As the U.S. works to provide financial and technical support to Turkmenistan’s efforts, similar things can be done to help South Africa, Indonesia, and Vietnam move away from coal-fired power, and maybe even entice Algeria, which ties with Iran for the third most methane emissions from oil and gas production.
Still, as the U.S. works to curb emissions internally, there’s still work to be done at home, as the U.S. has the third largest coal consumption in the world, behind China and India, and the Texas Permian Basin, and other sites throughout the country, definitely hold their own in terms of flaring emissions.
Different solutions are taking off around the world.
According to Ember methane analyst Sabina Assan, European coal mines already control or capture much of the methane spewing from their mines. However, they often fail to combust or process it and ship it to markets. The new EU rules could slash the bloc’s emissions by 40% by just asking mines to improve their systems.
Operating in the States, Crusoe’s solution is backed by a high-availability, high-bandwidth core network in the Williston Basin region of Montana and North Dakota. Right now, it is focusing on diverting and converting the methane emissions of several companies and using them to power data centers. Per its 2022 ESG report, the company has diverted over 6 billion cubic feet of natural gas from flaring since the company launched in 2018, resulting in over 750,000 metric tons of CO2-equivalent emissions avoided.

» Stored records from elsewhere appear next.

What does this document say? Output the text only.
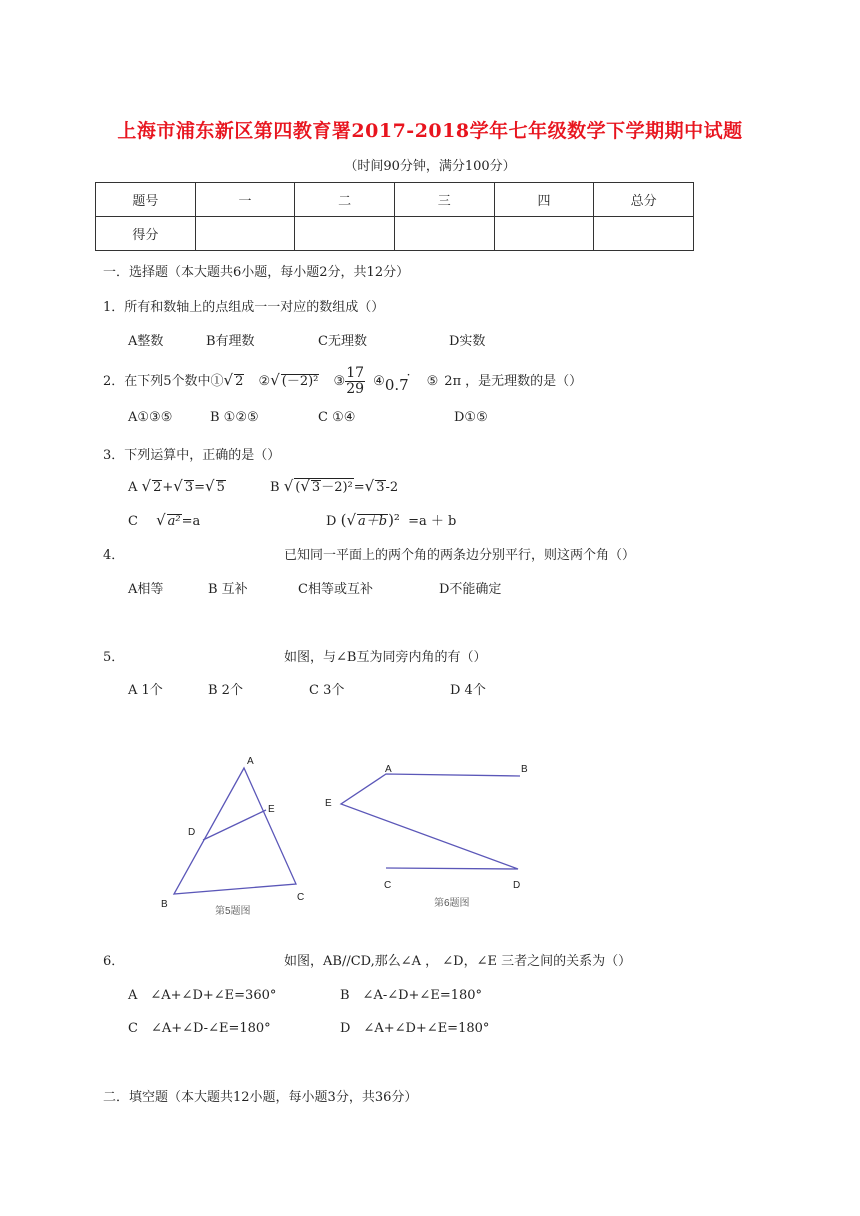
上海市浦东新区第四教育署2017-2018学年七年级数学下学期期中试题
（时间90分钟，满分100分）
题号	一	二	三	四	总分
得分					
一．选择题（本大题共6小题，每小题2分，共12分）
1．所有和数轴上的点组成一一对应的数组成（）
A整数	B有理数	C无理数	D实数
2．在下列5个数中①√ 2 ②√ (－2)² ③ $\frac{17}{29}$ ④0.7· ⑤ 2π ，是无理数的是（）
A①③⑤	B ①②⑤	C ①④	D①⑤
3．下列运算中，正确的是（）
A √ 2+√ 3=√ 5	B √ (√ 3－2)²=√ 3-2
C √ a²=a	D (√ a＋b)² =a ＋ b
4．	已知同一平面上的两个角的两条边分别平行，则这两个角（）
A相等	B 互补	C相等或互补	D不能确定
5．	如图，与∠B互为同旁内角的有（）
A 1个	B 2个	C 3个	D 4个
A
B
C
D
E
第5题图
A	B
C	D
E
第6题图
6．	如图，AB//CD,那么∠A ， ∠D，∠E 三者之间的关系为（）
A　∠A+∠D+∠E=360°	B　∠A-∠D+∠E=180°
C　∠A+∠D-∠E=180°	D　∠A+∠D+∠E=180°
二．填空题（本大题共12小题，每小题3分，共36分）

That year, it launched its 180th data center and expanded its operations internationally into the Middle East.
Crusoe isn’t the only startup targetting methane emissions.
Another Colorado-based company, University of Colorado-Boulder-spin out LongPath Technologies, continuously monitors methane leaks using laser systems, that they say dramatically reduce the cost of leak detection for operators.

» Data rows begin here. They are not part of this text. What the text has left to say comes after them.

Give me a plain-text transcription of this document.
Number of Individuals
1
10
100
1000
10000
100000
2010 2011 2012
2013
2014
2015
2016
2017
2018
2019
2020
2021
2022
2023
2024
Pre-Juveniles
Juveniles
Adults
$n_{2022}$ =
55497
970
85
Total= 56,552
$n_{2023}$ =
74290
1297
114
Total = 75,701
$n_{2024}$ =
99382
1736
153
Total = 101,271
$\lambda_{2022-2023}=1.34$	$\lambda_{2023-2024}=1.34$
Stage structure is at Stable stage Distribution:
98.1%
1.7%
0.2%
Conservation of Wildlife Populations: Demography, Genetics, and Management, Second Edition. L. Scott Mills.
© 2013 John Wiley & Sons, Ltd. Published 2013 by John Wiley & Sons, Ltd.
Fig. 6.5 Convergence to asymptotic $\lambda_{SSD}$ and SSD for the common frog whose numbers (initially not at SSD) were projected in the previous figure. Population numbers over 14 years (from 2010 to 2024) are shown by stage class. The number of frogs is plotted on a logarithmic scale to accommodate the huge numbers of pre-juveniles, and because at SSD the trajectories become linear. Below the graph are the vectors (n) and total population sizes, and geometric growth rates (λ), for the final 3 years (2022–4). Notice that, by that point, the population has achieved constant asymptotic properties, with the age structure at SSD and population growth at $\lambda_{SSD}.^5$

It can precisely find the location and size of the leak using a laser that emits an invisible, eye-safe beam made up of over 100,000 different light wavelengths, finding the infrared “fingerprint” or methane, CO2, and other gases, detecting changes in the contestation of methane to a degree of sensitivity that the startup says is like pinpointing a single drop of water in an Olympic-sized swimming pool.
Another startup, Germany’s Orbio Earth, also provides emissions data for methane, which they say that despite the emission reduction technologies that are well established, reliable emissions data for the global scales of methane-emitting assets remains a bottleneck.

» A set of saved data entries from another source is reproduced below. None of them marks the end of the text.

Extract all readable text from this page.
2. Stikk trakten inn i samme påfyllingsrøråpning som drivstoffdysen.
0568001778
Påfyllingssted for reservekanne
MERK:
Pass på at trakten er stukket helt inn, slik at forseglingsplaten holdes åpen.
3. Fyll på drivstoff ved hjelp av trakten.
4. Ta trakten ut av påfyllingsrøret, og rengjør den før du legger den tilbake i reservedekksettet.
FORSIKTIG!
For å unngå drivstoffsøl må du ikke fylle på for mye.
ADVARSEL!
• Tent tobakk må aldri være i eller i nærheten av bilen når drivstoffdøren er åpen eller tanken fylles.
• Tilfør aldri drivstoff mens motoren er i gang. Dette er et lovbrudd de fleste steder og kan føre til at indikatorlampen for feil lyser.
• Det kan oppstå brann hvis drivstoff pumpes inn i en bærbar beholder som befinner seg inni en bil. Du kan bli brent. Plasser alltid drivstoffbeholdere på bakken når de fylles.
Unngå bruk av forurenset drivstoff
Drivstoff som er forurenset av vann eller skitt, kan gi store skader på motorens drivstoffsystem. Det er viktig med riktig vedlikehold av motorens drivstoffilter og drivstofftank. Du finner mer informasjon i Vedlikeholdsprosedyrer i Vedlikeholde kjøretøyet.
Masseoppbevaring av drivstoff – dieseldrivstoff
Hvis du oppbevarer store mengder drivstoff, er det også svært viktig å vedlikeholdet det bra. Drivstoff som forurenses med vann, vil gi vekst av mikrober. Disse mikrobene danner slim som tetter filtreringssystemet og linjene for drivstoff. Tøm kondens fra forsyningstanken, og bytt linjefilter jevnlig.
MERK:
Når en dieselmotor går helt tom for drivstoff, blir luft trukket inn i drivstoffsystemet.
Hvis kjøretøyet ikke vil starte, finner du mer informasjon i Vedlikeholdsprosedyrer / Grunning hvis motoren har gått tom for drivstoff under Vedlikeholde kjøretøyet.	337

However, instead of lasers, Orbio uses satellite data to detect methane emissions, combining it with algorithms to fill the global methane gap with equipment-level emissions intelligence.
Partnering with big names like Microsoft and Google, the startup is focusing on identifying persistent emitters from large portfolios and using the data to inform how operators can change. According to Orbio, its tech is necessary because currently, most satellite detection operators only focus on regions rather than being able to zoom in on specific assets.
According to Bloomberg’s analysis, many global measures are shifting toward climate action on methane emissions. Since the U.S. and E.U. made methane a top issue ahead of COP26 in 2021, with the Global Methane Pledge that agrees to reduce methane emissions by 30% by 2030, they both have enrolled countries in their efforts.
While the analysis notes that that goal is unlikely to be met, technologies will be necessary to continue efforts through the due date, as when it comes to climate mitigation late is always better than never.